Technicians at Vandenberg Air Force Base in central California are placing the two halves of the rocket nose cone, or fairing, around NASA's Nuclear Spectroscopic Telescope Array (NuSTAR), in preparation for its launch. The launch is scheduled for no earlier than March 21.
The fairing will hold the observatory safely in place atop its Orbital Sciences Corporation rocket, a Pegasus XL. The rocket will blast off from the L-1011 "Stargazer" aircraft, also from Orbital, near Kwajalein Atoll in the central Pacific Ocean. During its ride to space, the fairing will split open like a clamshell, exposing NuSTAR before it is ultimately carried to its final orbit around Earth.
The fairing installation is a two-day process scheduled to be completed on Saturday, March 3.
NuSTAR will study everything from our sun to massive black holes buried in the hearts of galaxies.

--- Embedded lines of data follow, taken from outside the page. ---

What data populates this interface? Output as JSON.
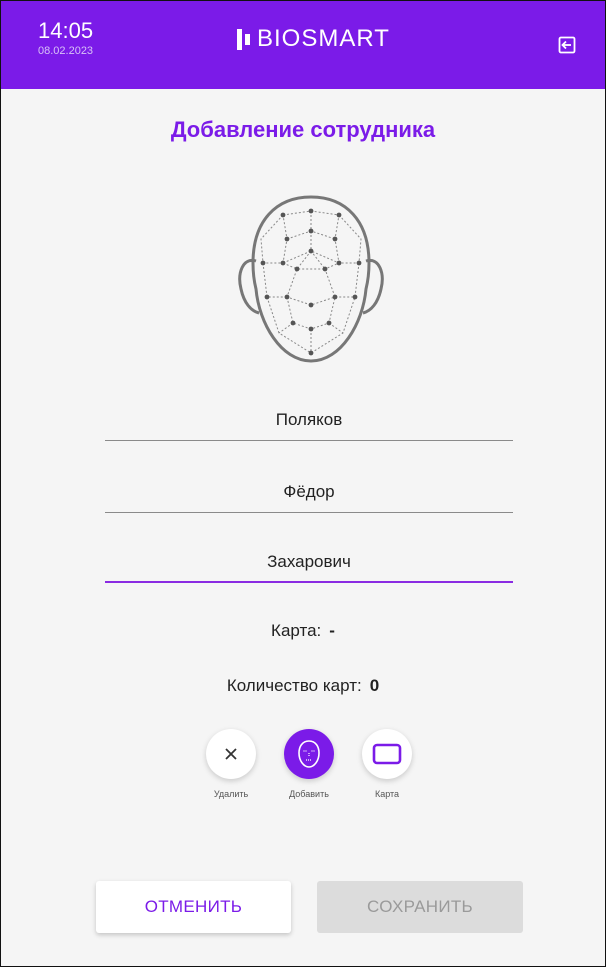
{
  "header": {
    "time": "14:05",
    "date": "08.02.2023",
    "brand": "BIOSMART",
    "bg_color": "#7b1be8"
  },
  "exit_icon": "exit-icon",
  "title": "Добавление сотрудника",
  "face_icon": "face-scan-icon",
  "fields": {
    "last_name": "Поляков",
    "first_name": "Фёдор",
    "middle_name": "Захарович"
  },
  "card": {
    "label": "Карта:",
    "value": "-"
  },
  "card_count": {
    "label": "Количество карт:",
    "value": "0"
  },
  "actions": {
    "delete": "Удалить",
    "add": "Добавить",
    "card": "Карта"
  },
  "buttons": {
    "cancel": "ОТМЕНИТЬ",
    "save": "СОХРАНИТЬ"
  }
}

It will be the first space telescope to capture sharp images in high-energy X-rays, giving astronomers a new tool for understanding the most energetic objects and events in our universe.
NuSTAR is a Small Explorer mission led by the California Institute of Technology and managed by NASA's Jet Propulsion Laboratory, both in Pasadena, Calif., for NASA's Science Mission Directorate. The spacecraft was built by Orbital Sciences Corporation, Dulles, Va. Its instrument was built by a consortium including Caltech; JPL; the University of California, Berkeley; Columbia University, New York; NASA's Goddard Space Flight Center in Greenbelt, Md.; the Danish Technical University in Denmark; Lawrence Livermore National Laboratory, Calif.; and ATK Aerospace Systems, Goleta, Calif. NuSTAR will be operated by UC Berkeley, with the Italian Space Agency providing its equatorial ground station located at Malindi, Kenya. The mission's outreach program is based at Sonoma State University, Calif. NASA's Explorer Program is managed by Goddard. JPL is managed by Caltech for NASA.